Superbe trompe en ivoire , Mende, Sierra Léone

Estimate
30,000 - 40,000 EUR
bidding is closed

Description

  • Mende
  • Superbe trompe en ivoire
  • long. de la courbe externe : 78 cm
  • 30 3/4 in
La pointe en ivoire, de très belles proportions, offre un décor majestueux, dominé par une tête d'homme coiffé d'un casque colonial, dont le visage surplombe un personnage féminin. Le corps nu, déployé le long de la courbe externe, réunit les traits caractéristiques de la statuaire Mende : formes aux courbes souples, seins généreux, yeux fermés étirés, lèvres fines, haut front bombé, coiffure élaborée, en tiare. Très grande richesse de l'imagerie : canon, fleurs, croix, blasons... A l'arrière, l'embouchure en losange est percée sur la nuque. Belle patine nuancée, laiteuse dans les creux, beige sur les reliefs.

Provenance

Mario Meneghini, Italie
Armando Scamperle, Rome
Accompagnée d'un certificat de Jacques Kerchache, daté du 23 mai 1979

Catalogue Note

Cette majestueuse trompe en ivoire se rattache à la tradition des arts dits « afro-portugais » dont le terme, inventé par William Fagg en 1959, désigne les œuvres, le plus souvent en ivoire, créées par des artistes de la Côte de Guinée sur commande portugaise entre la fin du XVe siècle et le milieu du XVIe siècle. Leur imagerie associe, comme ici, des thèmes et des motifs décoratifs puisés dans les répertoires iconographiques indigènes et européens.
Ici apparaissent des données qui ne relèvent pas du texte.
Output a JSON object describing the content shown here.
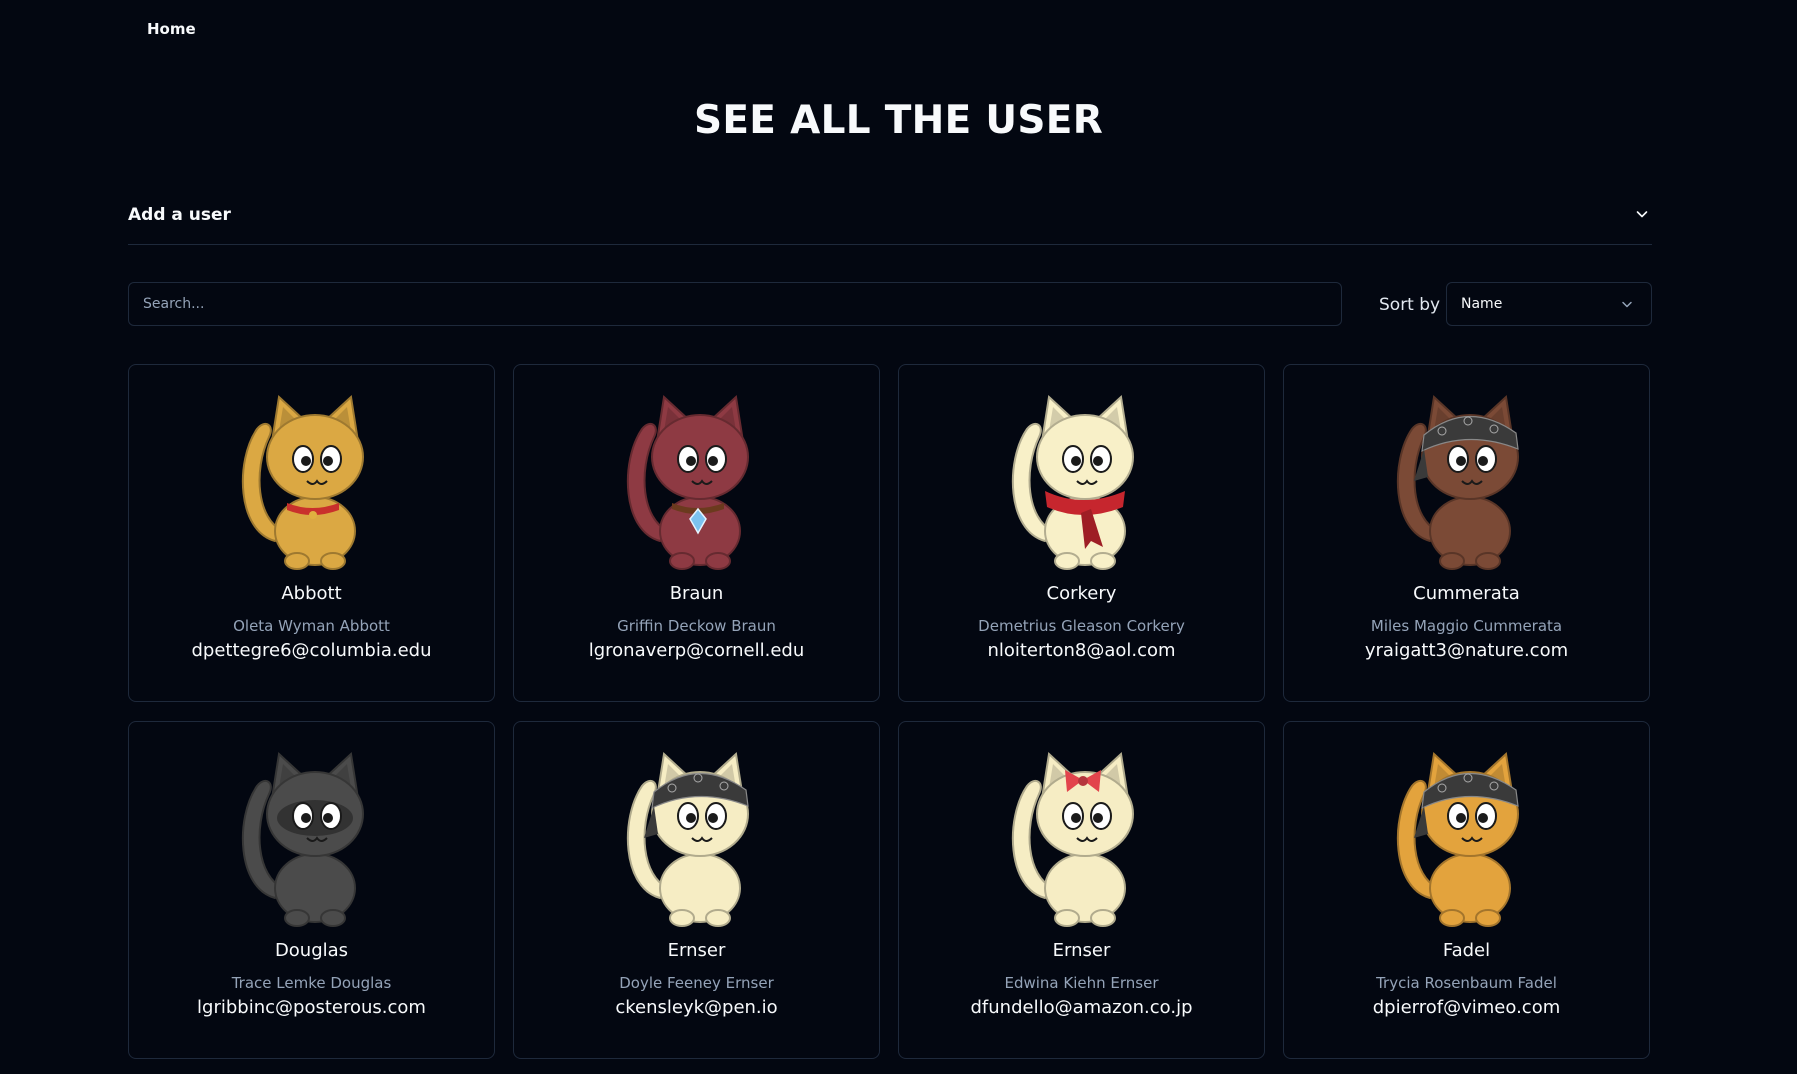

Ici, les motifs tirés de l'imagerie européenne, à la fois militaire (canon, blasons) et religieuse (le cœur et la croix), permettent de la dater mi-XIXe siècle ou antérieur. Jacques Kerchache, dans le certificat qu'il écrivit en 1979 pour Armando Scamperle, estime qu'elle pourrait dater du XVIIe siècle. S'appuyant sur les écrits de Bassani et Fagg (1988 : 91), il souligne que l'emplacement de l'embouchure - latérale, percée dans la courbe interne - indique qu'elle a été créée pour un usage africain, jouée transversalement (tandis que les cornes sculptées pour être utilisées par les européens présentent une embouchure sommitale). Selon Kerchache, cette trompe "exceptionnelle à divers titres [...] doit avoir été commandée par un chef local important, comme objet de prestige et soigneusement conservée en tant que tel. [elle constitue] un exemple exceptionnel de la rencontre de deux cultures".